【课程】Introduction to Data Science in Python Week3

Merging Dataframes

When we want to join the DataFrames together, we have some choices to make.
outer join: a union. In the Venn diagram, it represents everyone in any circle.

pd.merge(dataframe1, dataframe2, how='outer', left_index=True, right_index=True)

iner join: the intersection. This is represented in the Venn diagram as the overlapping parts of each circle.

pd.merge(df1, df2, how='inner', left_index=True, right_index=True)
staff_df = pd.DataFrame([{'Name': 'Kelly', 'Role': 'Director of HR'},
                         {'Name': 'Sally', 'Role': 'Course liasion'},
                         {'Name': 'James', 'Role': 'Grader'}])
staff_df = staff_df.set_index('Name')
student_df = pd.DataFrame([{'Name': 'James', 'School': 'Business'},
                           {'Name': 'Mike', 'School': 'Law'},
                           {'Name': 'Sally', 'School': 'Engineering'}])
student_df = student_df.set_index('Name')
print(staff_df.head())
print()
print(student_df.head())

left join: we want to get a list of all staff regardless of whether they were students or not. But if they were students, we would want to get their student details as well.

pd.merge(staff_df, student_df, how='left', left_index=True, right_index=True)

right join: we want a list of all of the students and their roles if they were also staff.

pd.merge(staff_df, student_df, how='right', left_index=True, right_index=True)

表格中_x是left dataframe的信息, _y是right dataframe的信息。

Eg. Here are two DataFrames, products and invoices. The product DataFrame has an identifier and a sticker price. The invoices DataFrame lists the people, product identifiers, and quantity. Assuming that we want to generate totals, how do we join these two DataFrames together so that we have one which lists all of the information we need?

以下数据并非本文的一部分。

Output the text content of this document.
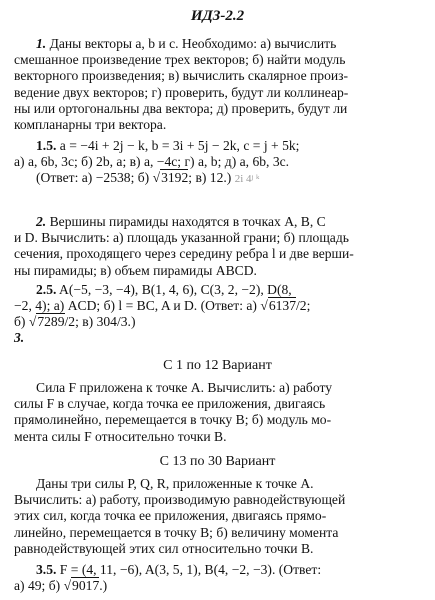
ИДЗ-2.2
1. Даны векторы a, b и c. Необходимо: а) вычислить
смешанное произведение трех векторов; б) найти модуль
векторного произведения; в) вычислить скалярное произ-
ведение двух векторов; г) проверить, будут ли коллинеар-
ны или ортогональны два вектора; д) проверить, будут ли
компланарны три вектора.
1.5. a = −4i + 2j − k, b = 3i + 5j − 2k, c = j + 5k;
а) a, 6b, 3c; б) 2b, a; в) a, −4c; г) a, b; д) a, 6b, 3c.
(Ответ: а) −2538; б) √3192; в) 12.) 2i 4ʲ ᵏ
2. Вершины пирамиды находятся в точках A, B, C
и D. Вычислить: а) площадь указанной грани; б) площадь
сечения, проходящего через середину ребра l и две верши-
ны пирамиды; в) объем пирамиды ABCD.
2.5. A(−5, −3, −4), B(1, 4, 6), C(3, 2, −2), D(8,
−2, 4); а) ACD; б) l = BC, A и D. (Ответ: а) √6137/2;
б) √7289/2; в) 304/3.)
3.
С 1 по 12 Вариант
Сила F приложена к точке A. Вычислить: а) работу
силы F в случае, когда точка ее приложения, двигаясь
прямолинейно, перемещается в точку B; б) модуль мо-
мента силы F относительно точки B.
С 13 по 30 Вариант
Даны три силы P, Q, R, приложенные к точке A.
Вычислить: а) работу, производимую равнодействующей
этих сил, когда точка ее приложения, двигаясь прямо-
линейно, перемещается в точку B; б) величину момента
равнодействующей этих сил относительно точки B.
3.5. F = (4, 11, −6), A(3, 5, 1), B(4, −2, −3). (Ответ:
а) 49; б) √9017.)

print(pd.merge(products, invoices, left_index=True, right_on='Product ID'))
staff_df = pd.DataFrame([{'First Name': 'Kelly', 'Last Name': 'Desjardins', 'Role': 'Director of HR'},
                         {'First Name': 'Sally', 'Last Name': 'Brooks', 'Role': 'Course liasion'},
                         {'First Name': 'James', 'Last Name': 'Wilde', 'Role': 'Grader'}])
student_df = pd.DataFrame([{'First Name': 'James', 'Last Name': 'Hammond', 'School': 'Business'},
                           {'First Name': 'Mike', 'Last Name': 'Smith', 'School': 'Law'},
                           {'First Name': 'Sally', 'Last Name': 'Brooks', 'School': 'Engineering'}])
staff_df
student_df
pd.merge(staff_df, student_df, how='inner', left_on=['First Name','Last Name'], right_on=['First Name','Last Name'])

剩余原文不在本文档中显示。